Na sexta-feira 25, o ministro das Cidades, Mario Negromonte, deu sua contribuição a esse espetáculo, na esfera pública, ao choramingar diante das câmeras durante homenagem que lhe foi feita por um pequeno grupo de privilegiados pela obscura distribuição de verbas milionárias de sua pasta. Brilhante pelo mutismo, ele ficou com os olhos marejados para expressar o quanto lhe é importante manter sua posição. Pouco antes, com a mesma intenção de manter-se acima de uma rica estrutura que possui e concede inúmeras mordomias, o ministro do Trabalho, Carlos Lupi, postou-se nas ameias da ameaça, primeiro, quando disse que só sairia dali a bala, e do amor, logo após, ao pronunciar o famoso "Dilma, eu te amo", em defesa de seu castelo.

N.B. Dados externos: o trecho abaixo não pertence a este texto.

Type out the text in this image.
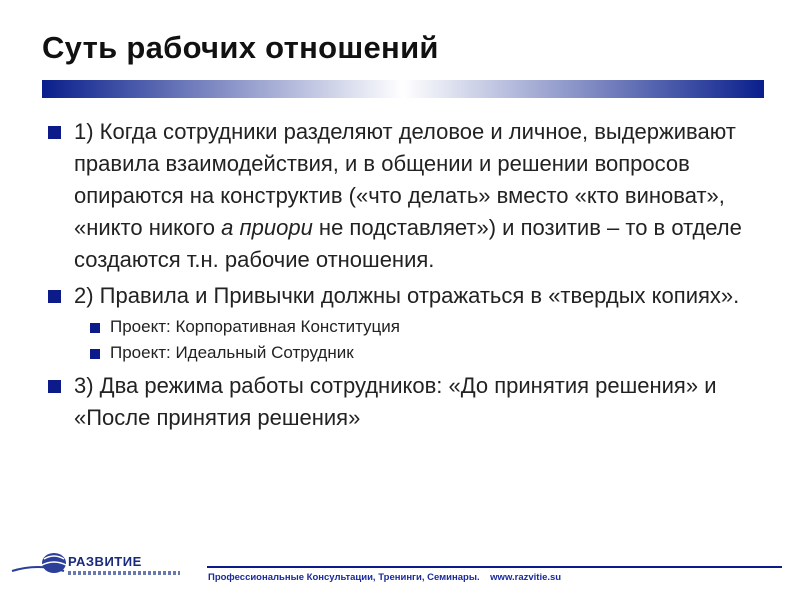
Суть рабочих отношений
1) Когда сотрудники разделяют деловое и личное, выдерживают правила взаимодействия, и в общении и решении вопросов опираются на конструктив («что делать» вместо «кто виноват», «никто никого а приори не подставляет») и позитив – то в отделе создаются т.н. рабочие отношения.
2) Правила и Привычки должны отражаться в «твердых копиях».
Проект: Корпоративная Конституция
Проект: Идеальный Сотрудник
3) Два режима работы сотрудников: «До принятия решения» и «После принятия решения»
РАЗВИТИЕ
Профессиональные Консультации, Тренинги, Семинары. www.razvitie.su
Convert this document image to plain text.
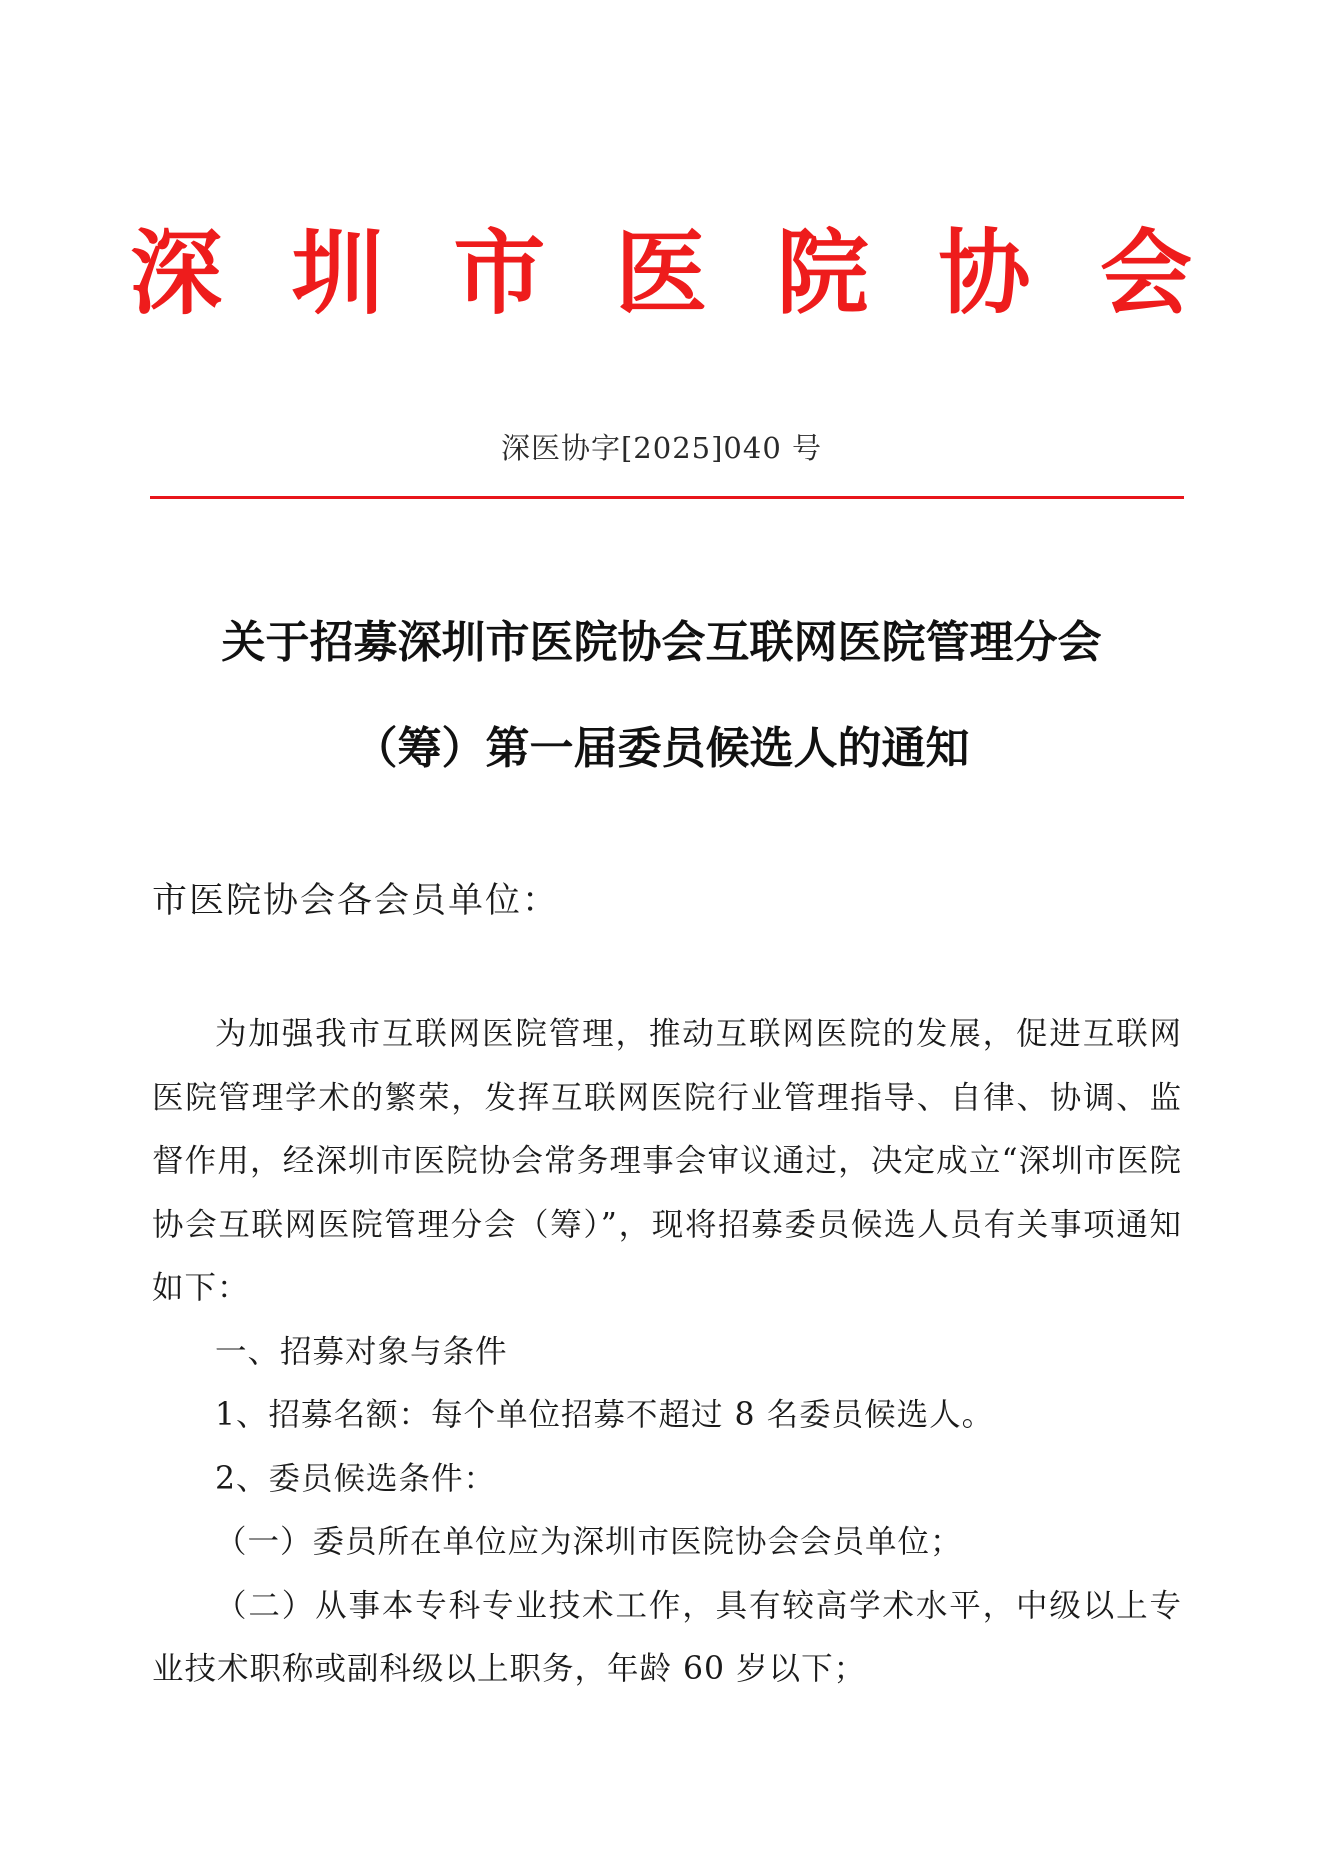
深圳市医院协会
深医协字[2025]040 号
关于招募深圳市医院协会互联网医院管理分会
（筹）第一届委员候选人的通知

市医院协会各会员单位：

为加强我市互联网医院管理，推动互联网医院的发展，促进互联网医院管理学术的繁荣，发挥互联网医院行业管理指导、自律、协调、监督作用，经深圳市医院协会常务理事会审议通过，决定成立“深圳市医院协会互联网医院管理分会（筹）”，现将招募委员候选人员有关事项通知如下：

一、招募对象与条件

1、招募名额：每个单位招募不超过 8 名委员候选人。

2、委员候选条件：

（一）委员所在单位应为深圳市医院协会会员单位；

（二）从事本专科专业技术工作，具有较高学术水平，中级以上专业技术职称或副科级以上职务，年龄 60 岁以下；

No edifício da iniciativa privada, Mario Sabino, o redator chefe da revista Veja de mais de um milhão de exemplares de circulação, jogou com as fichas do lobby pessoal, da dissimulação e da franca mentira para ganhar sobrevida no alto do expediente da publicação. Uma aposta do tipo tudo ou nada e, portanto, de prêmio gordo. Como é voz corrente nas baias daquela redação, afinal, governadores do Estado existem 27 e hoje há quase 40 ministros de Estado, mas redator chefe de Veja, com poderes para disparar a torto e à direita (mais pela direita, admita-se), agora e sempre, só tem um.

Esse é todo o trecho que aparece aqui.